Dive Brief:
- Allergan plc's drug cenicriviroc (CVC) never met the primary endpoint of a mid-stage study testing it as a treatment for nonalcoholic steatohepatitis (NASH). It did, however, show some benefit for improving fibrosis. On Friday, the drugmaker unveiled new follow-on data reinforcing that benefit.
- The design of the CENTAUR study put half of the participants on cenicriviroc and half on placebo. After one year, the experimental arm continued receiving the drug while the control arm split in two, with one piece switching to cenicriviroc. After a second year of treatment, 20% patients who switched experienced fibrosis reduction by at least one stage and no NASH worsening, whereas 13% of the patients remaining on placebo had similar outcomes.
- Allergan is currently recruiting patients for the Phase 3 AURORA investigation, a placebo-controlled trial that will evaluate the drug's safety and efficacy as a treatment for liver fibrosis in adults with NASH.
Dive Insight:
Allergan did a deep dive into NASH candidates last year with its $1.7 billion acquisition of Tobira Therapeutics Inc. and $50 million takeover of privately held Akarna Therapeutics. At the time, the Dublin-based drugmaker expected the NASH market would grow as large as $8 billion annually and treat roughly 5 million patients.
The Tobira deal was especially important to any dreams Allergan had for securing its spot at the top of the space, as it provided the company with two investigational therapies, CVC and evogliptin.

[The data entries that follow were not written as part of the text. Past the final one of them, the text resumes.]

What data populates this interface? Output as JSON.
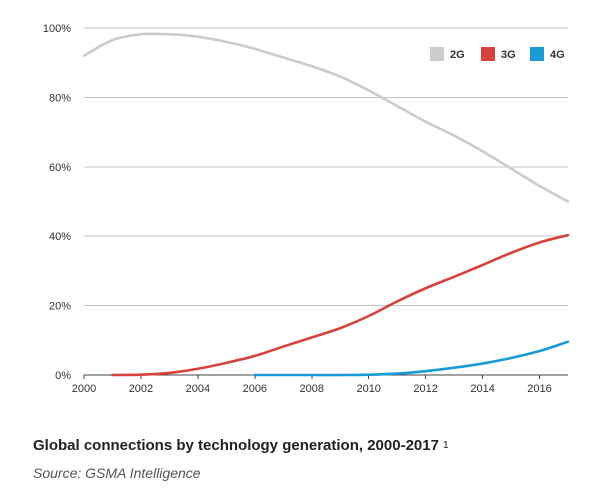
{
  "chart_data": {
    "type": "line",
    "y_ticks": [
      "0%",
      "20%",
      "40%",
      "60%",
      "80%",
      "100%"
    ],
    "y_tick_values": [
      0,
      20,
      40,
      60,
      80,
      100
    ],
    "x_ticks": [
      "2000",
      "2002",
      "2004",
      "2006",
      "2008",
      "2010",
      "2012",
      "2014",
      "2016"
    ],
    "x_tick_values": [
      2000,
      2002,
      2004,
      2006,
      2008,
      2010,
      2012,
      2014,
      2016
    ],
    "xlim": [
      2000,
      2017
    ],
    "ylim": [
      0,
      100
    ],
    "grid": "horizontal",
    "legend_position": "top-right",
    "series": [
      {
        "name": "2G",
        "color": "#cccccc",
        "x": [
          2000,
          2001,
          2002,
          2003,
          2004,
          2005,
          2006,
          2007,
          2008,
          2009,
          2010,
          2011,
          2012,
          2013,
          2014,
          2015,
          2016,
          2017
        ],
        "values": [
          92,
          96.5,
          98.2,
          98.2,
          97.5,
          96,
          94,
          91.5,
          89,
          86,
          82,
          77.5,
          73,
          69,
          64.5,
          59.5,
          54.5,
          50
        ]
      },
      {
        "name": "3G",
        "color": "#d9413d",
        "x": [
          2001,
          2002,
          2003,
          2004,
          2005,
          2006,
          2007,
          2008,
          2009,
          2010,
          2011,
          2012,
          2013,
          2014,
          2015,
          2016,
          2017
        ],
        "values": [
          0,
          0.1,
          0.6,
          1.8,
          3.5,
          5.5,
          8.2,
          10.8,
          13.5,
          17,
          21.2,
          25,
          28.3,
          31.7,
          35.2,
          38.2,
          40.3
        ]
      },
      {
        "name": "4G",
        "color": "#1a9ad6",
        "x": [
          2006,
          2007,
          2008,
          2009,
          2010,
          2011,
          2012,
          2013,
          2014,
          2015,
          2016,
          2017
        ],
        "values": [
          0,
          0,
          0,
          0,
          0.1,
          0.4,
          1.1,
          2.1,
          3.3,
          4.9,
          6.9,
          9.6
        ]
      }
    ]
  },
  "caption": {
    "title": "Global connections by technology generation, 2000-2017",
    "footnote_marker": "1",
    "source": "Source: GSMA Intelligence"
  }
}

CVC, however, had failed the CENTAUR study just two months before it came under Allergan's control. Tobira tried to spin the negative readout, in which CVC didn't improve inflammation or liver cell damage in NASH patients, by touting the drug's efficacy in reducing fibrosis.
Following an end-of-Phase 2 meeting with the Food and Drug Administration — wherein the agency agreed to a Phase 3 study provided the primary endpoint was fibrosis reduction — Allergan announced plans to do just that and initiate late-stage testing in mid-2017.
The follow-on data from CENTAUR now reinforces that decision. While patients who switched from placebo to CVC did show fibrosis benefit, Evercore ISI analyst Umer Raffat noted during a Sept. 22 webcast that Allergan didn't release the p-value — which determines statistical significance — for that outcome.
"This was a failed study, we have to acknowledge that," EvercoreISI analyst Umer Raffat said during the webcast.
Perhaps underscoring the mixed results, patients who started and remained on CVC treatment over two years showed no significant difference in fibrosis reduction by at least one stage with no worsening of NASH versus those taking placebo, according to the new data from Allergan.
"Would you really expect a dramatic turnaround at two years?" Raffat said.
Importantly, Allergan has a deal with Novartis AG pairing CVC with the Swiss pharma's LJN452 in a Phase 2 study for NASH, and that's where investors should be paying attention, according to Raffat.
"The whole idea was to do combinations, so you have to think of this drug [in combination]," he said.
"These data confirm the safety profile and anti-fibrotic effect of CVC after one year of treatment. Allergan is committed to advancing our portfolio of NASH treatment programs," the company's head of R&D, David Nicholson, said in a Sept. 22 statement. "We have gained important insights from this analysis which will further support our progress with CVC. The CENTAUR trial is a first of its kind with three biopsies in patients with NASH disease and liver fibrosis."
Allergan shares were up a little more than 1% to $204.95 apiece in mid-morning trading on Friday.